In 2018, during her run for New York governor, actor Cynthia Nixon—who plays Miranda—said she was “devastated” when fans applauded that pivotal closet scene at the premiere of the film. “The show was so much about female empowerment and about women making their own choices and women standing up for what they wanted and supporting themselves,” she told Wendy Williams. “So, to me, to have this [scene] be a climax of the film, that your very wealthy husband built you a really nice closet for your clothes, I thought, Wow, that’s not really what you love about the show, is it?

sex and the city and just like that

It’s an astute observation—one the old Miranda would probably have made, too. But watching AJLT, I find myself feeling the same way a lot of the time. To answer Nixon’s question, part of the problem is that fans have drastically different recollections about what they loved about SATC. Some have a false memory that the show was just four women drinking cosmopolitans and talking about their vaginas over expensive salads. But alongside the fab fashion, hot sex, and sweaters kept in stoves, there also were a lot of lows: divorce, death, loneliness, and cancer. What made SATC a cultural phenomenon was that it had a fearlessness about how it tackled the tensions in its characters’ lives. This resulted in a lot of poorly aged episodes, for sure, but it also created a language that its audience—particularly women and gay men—hadn’t encountered before on TV.

Throughout AJLT, on the other hand, there is a lingering feeling that the show is fearful of its audience, or of saying the “wrong” thing. In episode five, when Miranda said Steve and Brady would “probably starve” if she didn’t wake up at 5:00 a.m. to travel to Brooklyn to make them breakfast every morning, I wanted Samantha to get on the next flight from London to give her a reality check. I wanted Miranda to hurl that pumpkin on to the kitchen floor and tell her son to start making his own fucking breakfast.

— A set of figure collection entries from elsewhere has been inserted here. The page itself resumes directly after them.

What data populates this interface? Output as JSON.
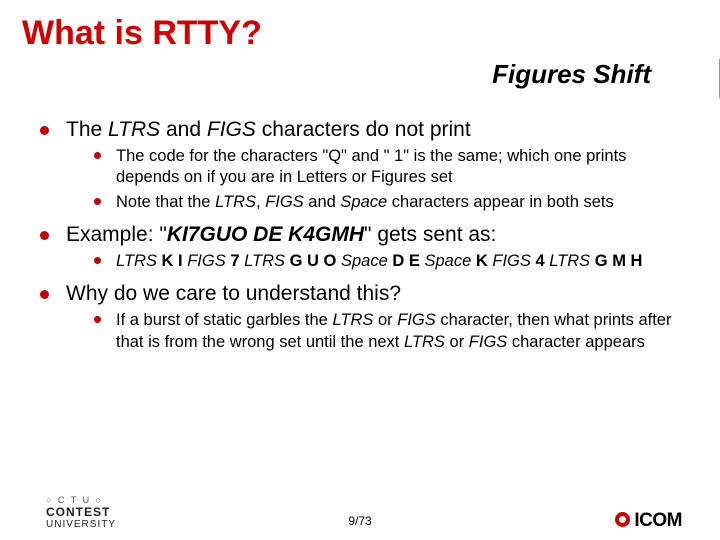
{
  "title": "What is RTTY?",
  "subtitle": "Figures Shift",
  "bullets": [
    {
      "text_parts": [
        {
          "t": "The "
        },
        {
          "t": "LTRS",
          "i": true
        },
        {
          "t": " and "
        },
        {
          "t": "FIGS",
          "i": true
        },
        {
          "t": " characters do not print"
        }
      ],
      "sub": [
        {
          "parts": [
            {
              "t": "The code for the characters \"Q\" and \" 1\" is the same; which one prints depends on if you are in Letters or Figures set"
            }
          ]
        },
        {
          "parts": [
            {
              "t": "Note that the "
            },
            {
              "t": "LTRS",
              "i": true
            },
            {
              "t": ", "
            },
            {
              "t": "FIGS",
              "i": true
            },
            {
              "t": " and "
            },
            {
              "t": "Space",
              "i": true
            },
            {
              "t": " characters appear in both sets"
            }
          ]
        }
      ]
    },
    {
      "text_parts": [
        {
          "t": "Example: \""
        },
        {
          "t": "KI7GUO DE K4GMH",
          "b": true,
          "i": true
        },
        {
          "t": "\" gets sent as:"
        }
      ],
      "sub": [
        {
          "parts": [
            {
              "t": "LTRS",
              "i": true
            },
            {
              "t": " "
            },
            {
              "t": "K I ",
              "b": true
            },
            {
              "t": "FIGS",
              "i": true
            },
            {
              "t": " "
            },
            {
              "t": "7 ",
              "b": true
            },
            {
              "t": "LTRS",
              "i": true
            },
            {
              "t": " "
            },
            {
              "t": "G U O ",
              "b": true
            },
            {
              "t": "Space",
              "i": true
            },
            {
              "t": " "
            },
            {
              "t": "D E ",
              "b": true
            },
            {
              "t": "Space",
              "i": true
            },
            {
              "t": " "
            },
            {
              "t": "K ",
              "b": true
            },
            {
              "t": "FIGS",
              "i": true
            },
            {
              "t": " "
            },
            {
              "t": "4 ",
              "b": true
            },
            {
              "t": "LTRS",
              "i": true
            },
            {
              "t": " "
            },
            {
              "t": "G M H",
              "b": true
            }
          ]
        }
      ]
    },
    {
      "text_parts": [
        {
          "t": "Why do we care to understand this?"
        }
      ],
      "sub": [
        {
          "parts": [
            {
              "t": "If a burst of static garbles the "
            },
            {
              "t": "LTRS",
              "i": true
            },
            {
              "t": " or "
            },
            {
              "t": "FIGS",
              "i": true
            },
            {
              "t": " character, then what prints after that is from the wrong set until the next "
            },
            {
              "t": "LTRS",
              "i": true
            },
            {
              "t": " or "
            },
            {
              "t": "FIGS",
              "i": true
            },
            {
              "t": " character appears"
            }
          ]
        }
      ]
    }
  ],
  "footer": {
    "ctu": "○ C T U ○",
    "contest": "CONTEST",
    "university": "UNIVERSITY",
    "page": "9/73",
    "icom": "ICOM"
  },
  "colors": {
    "accent": "#cc0000",
    "text": "#000000",
    "background": "#ffffff"
  }
}
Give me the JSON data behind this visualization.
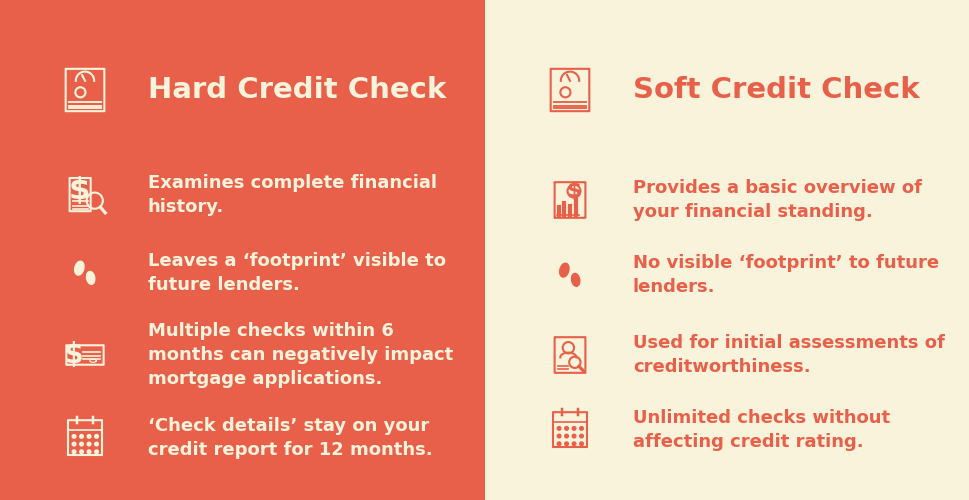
{
  "left_bg": "#E8604A",
  "right_bg": "#FAF3DC",
  "left_text_color": "#FAF3DC",
  "right_text_color": "#E8604A",
  "left_title": "Hard Credit Check",
  "right_title": "Soft Credit Check",
  "left_items": [
    "Examines complete financial\nhistory.",
    "Leaves a ‘footprint’ visible to\nfuture lenders.",
    "Multiple checks within 6\nmonths can negatively impact\nmortgage applications.",
    "‘Check details’ stay on your\ncredit report for 12 months."
  ],
  "right_items": [
    "Provides a basic overview of\nyour financial standing.",
    "No visible ‘footprint’ to future\nlenders.",
    "Used for initial assessments of\ncreditworthiness.",
    "Unlimited checks without\naffecting credit rating."
  ],
  "title_fontsize": 21,
  "item_fontsize": 13,
  "fig_width": 9.7,
  "fig_height": 5.0,
  "dpi": 100
}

There’s a self-referential moment in the same episode, when a focus group completely tears apart the fictionalized version of Che played by Che Diaz in the comedian’s sitcom pilot. A genderqueer person from Brooklyn likens Che to “a walking boomer joke,” saying they’re “just some phony, sanitized, performative, cheesy, dad-joke bullshit version of what the nonbinary experience is” as a horrified Che looks on. The scene seems designed to acknowledge some of the real-world criticism of Che—of which there has been a lot—particularly from LGBTQ+ viewers themselves. Watching it, my prevailing thought was: Why isn’t this icon from the focus group friends with Carrie?! Their brutal honesty is a breath of fresh air when most of the characters on AJLT—even Miranda—now feel like wooden yes-people.

In the latest episode, we are briefly reacquainted with the old Miranda. After a huge argument with Steve—the best scene of the season so far—Miranda discovers he’s been sleeping with a woman who works at Whole Foods. Strutting out of his bedroom, she congratulates him on his “locally sourced organic sex,” and says she’ll get to work on the divorce papers. Zing! We also see Carrie being dragged to “Widow Con” by a hilariously passive-aggressive friend from her past, as well as Che recording Cameo videos in their bedroom, highlighting the bleakness of internet fame.

These glimpses are bittersweet, because they’re a reminder of what the show seems to have forgotten: Fans loved SATC because its characters weren’t afraid of saying that something or someone was total bullshit. Carrie Bradshaw’s world needs to rediscover its inner cynic—and to trust its audience enough to sometimes tell us things we don’t want to hear.